There is one row per product that Northwind Traders stocks. Each row contains a product identifier, the product's name, the product's supplier, the product's selling price and your cost, the number of units in inventory, the number of units on order, and the reorder level.

As you think about this, you wonder why the product's price and cost are stored here. Might these change over time? If they do, don't you need to track that somewhere for your financial statements?

### Customers Table

There is one row per customer. Each row contains a customer identifier, the customer's name, point of contact, address, and phone number.

### Employees Table

There is one row per employee. Each row contains an employee identifier, the employee's first and last name, title, birth date, hire date, address, phone, and a photo (yes, it's possible to store photos in a database!).

### Shippers Table

There is one row per shipper that Northwind Traders uses. If this were a real company, this table would contain shippers like FedEx and UPS. However, since this is a fictitious company, fictitious shippers are listed. Each row contains a shipper identifier and the shipper's name and phone number.

### Suppliers Table

There is one row per supplier that Northwind Traders uses. Each row contains a supplier identifier, the supplier's name, point of contact, address, phone number, and web site URL.

### Orders and Order Details Tables

You notice that Northwind Traders has two tables that contain information about orders.

**Orders Table**  
The orders table contains one row per order. Each row contains an order identifier, a customer identifier, an employee identifier, the order date, the ship date, the freight cost, and the ship-to address.

**Order Details Table**
This table contains one row per order per item ordered. Thus, if an order consists of three items, there will be one row in the Orders table and three rows in the Order Details table. Each row in this table contains an order identifier, a product identifier, a price, a quantity, and the percentage discount applied.
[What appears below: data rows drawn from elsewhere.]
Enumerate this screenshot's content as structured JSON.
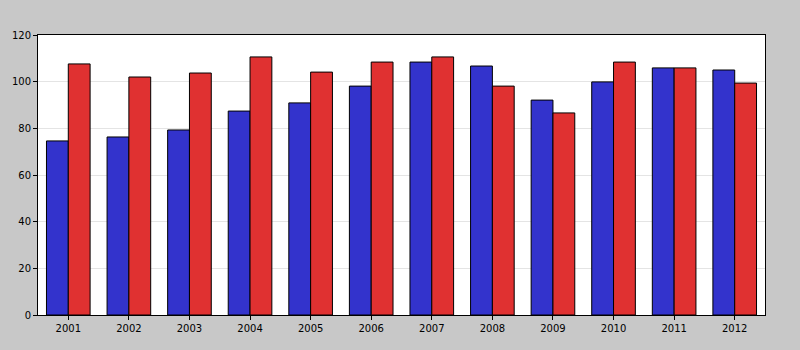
{
  "chart_data": {
    "type": "bar",
    "categories": [
      "2001",
      "2002",
      "2003",
      "2004",
      "2005",
      "2006",
      "2007",
      "2008",
      "2009",
      "2010",
      "2011",
      "2012"
    ],
    "series": [
      {
        "color": "#3333cc",
        "values": [
          74.6,
          76.3,
          79.3,
          87.4,
          90.9,
          98.1,
          108.4,
          106.7,
          92.1,
          99.9,
          105.9,
          105.0
        ]
      },
      {
        "color": "#e03131",
        "values": [
          107.6,
          102.0,
          103.7,
          110.6,
          104.1,
          108.4,
          110.6,
          98.1,
          86.6,
          108.4,
          105.9,
          99.4
        ]
      }
    ],
    "ylim": [
      0,
      120
    ],
    "yticks": [
      0,
      20,
      40,
      60,
      80,
      100,
      120
    ],
    "grid": true
  }
}
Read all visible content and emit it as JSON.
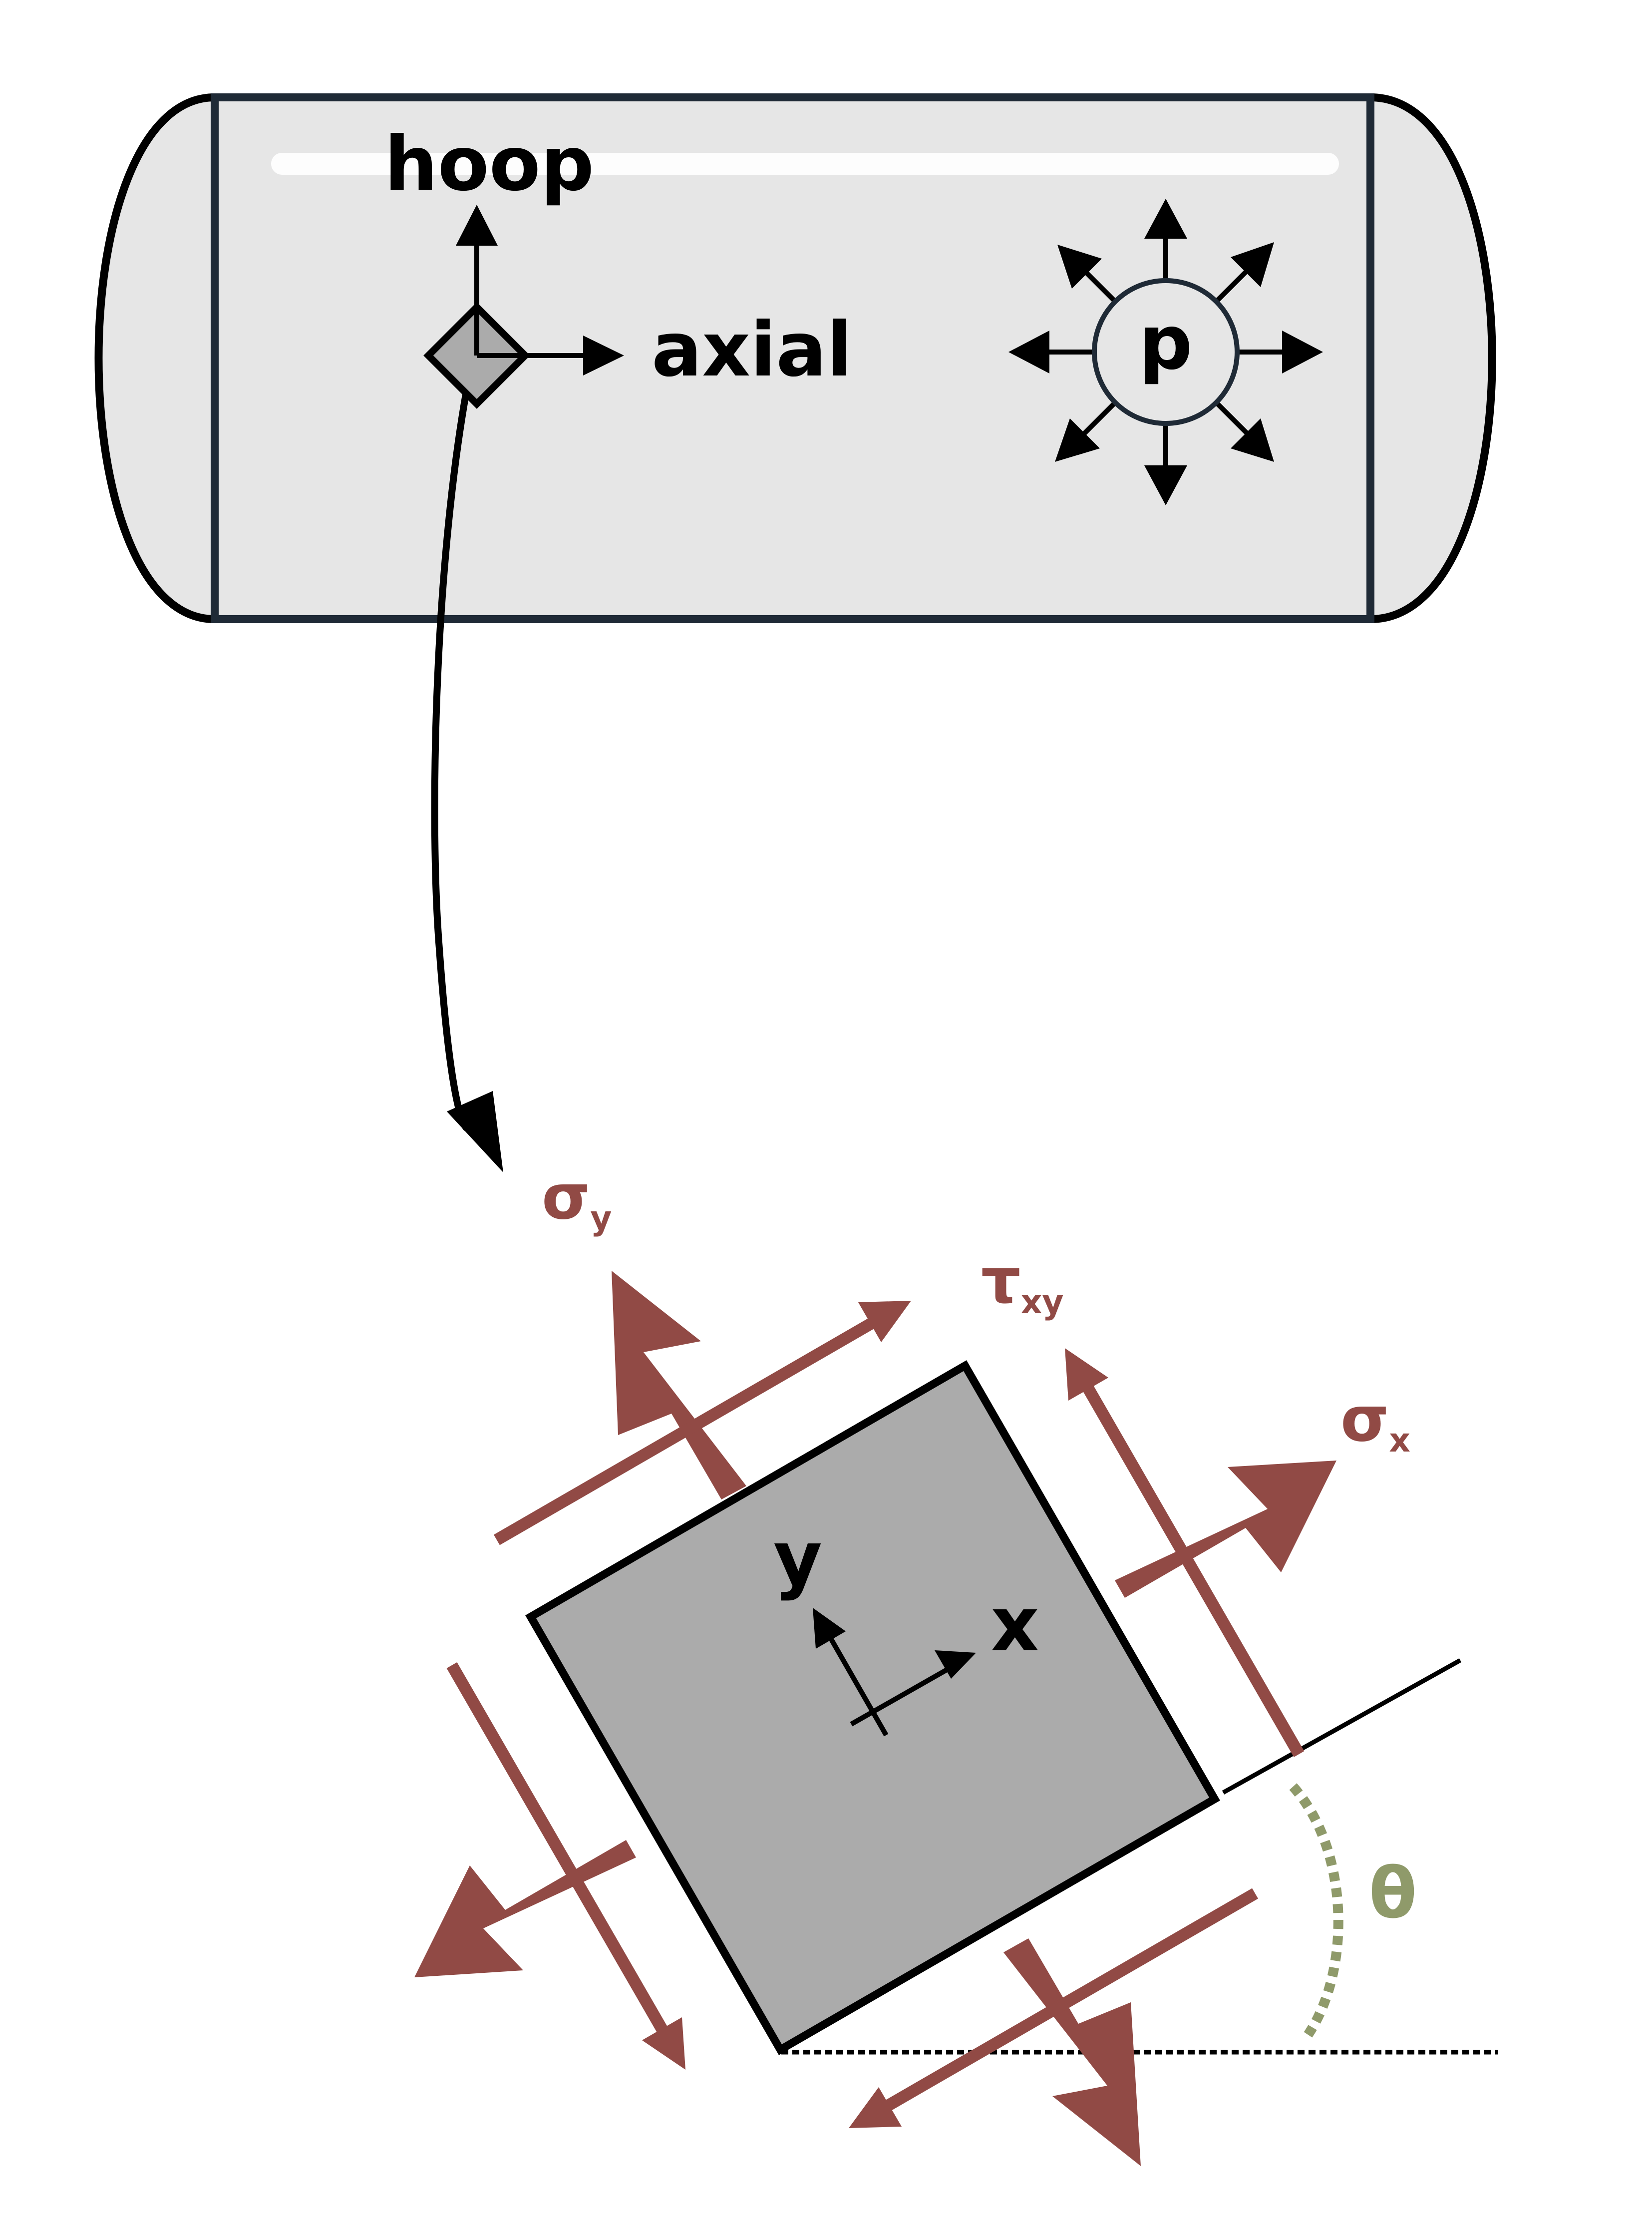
{
  "labels": {
    "hoop": "hoop",
    "axial": "axial",
    "pressure": "p",
    "sigma_y": {
      "main": "σ",
      "sub": "y"
    },
    "tau_xy": {
      "main": "τ",
      "sub": "xy"
    },
    "sigma_x": {
      "main": "σ",
      "sub": "x"
    },
    "x_axis": "x",
    "y_axis": "y",
    "theta": "θ"
  },
  "colors": {
    "stress_arrow": "#914A45",
    "theta": "#8F9A6A",
    "vessel_fill": "#E6E6E6",
    "vessel_outline": "#1F2A36",
    "element_fill": "#ABABAB",
    "ink": "#000000"
  }
}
As you think about this layout, it begins to make sense. Why is it not possible to all this information in one table?

### Relationship Diagram

If it is difficult to remember the details about all the tables, you may find the following "relationship diagram" useful. It shows all the tables in the database. It also shows links between the tables.

Consider the Suppliers and Products tables on the left side. Each product must have one, and only one supplier (in the real world, it is possible to have multiple suppliers of the same product, but let's assume that is not the case here). This is denoted by the kinked line between the Suppliers and Products table. Notice that there is a key symbol at one end of the line, and an infinity symbol at the other (the infinity looks like two circles, but it's actually an infinity ∞). The key means "one", and the infinity means "many". That means that each product must have one, and only one, supplier. Each supplier, however, can be associated with multiple products. Also notice that the line connects the SupplierID columns in both tables. That means that the number in the SupplierID column in the Products table must match a SupplierID in the Supplier table. This is a way of ensuring data integrity.

![](imgs/NWT_Relationships.png)

## Conclusion

Businesses constantly think about data. They must decide which data to collect, given their reporting requirements. Once that is known, they must organize their data in a manner that reduces the chance of data errors while allowing for efficient retrieval for reporting purposes. This is an ongoing process and is one reason why chief information officers (CIO's) and IT consultants are well compensated.

In the next few chapters, you will learn how business data is stored in databases. In the next unit, you will learn how to retrieve, transform, and aggregate that data.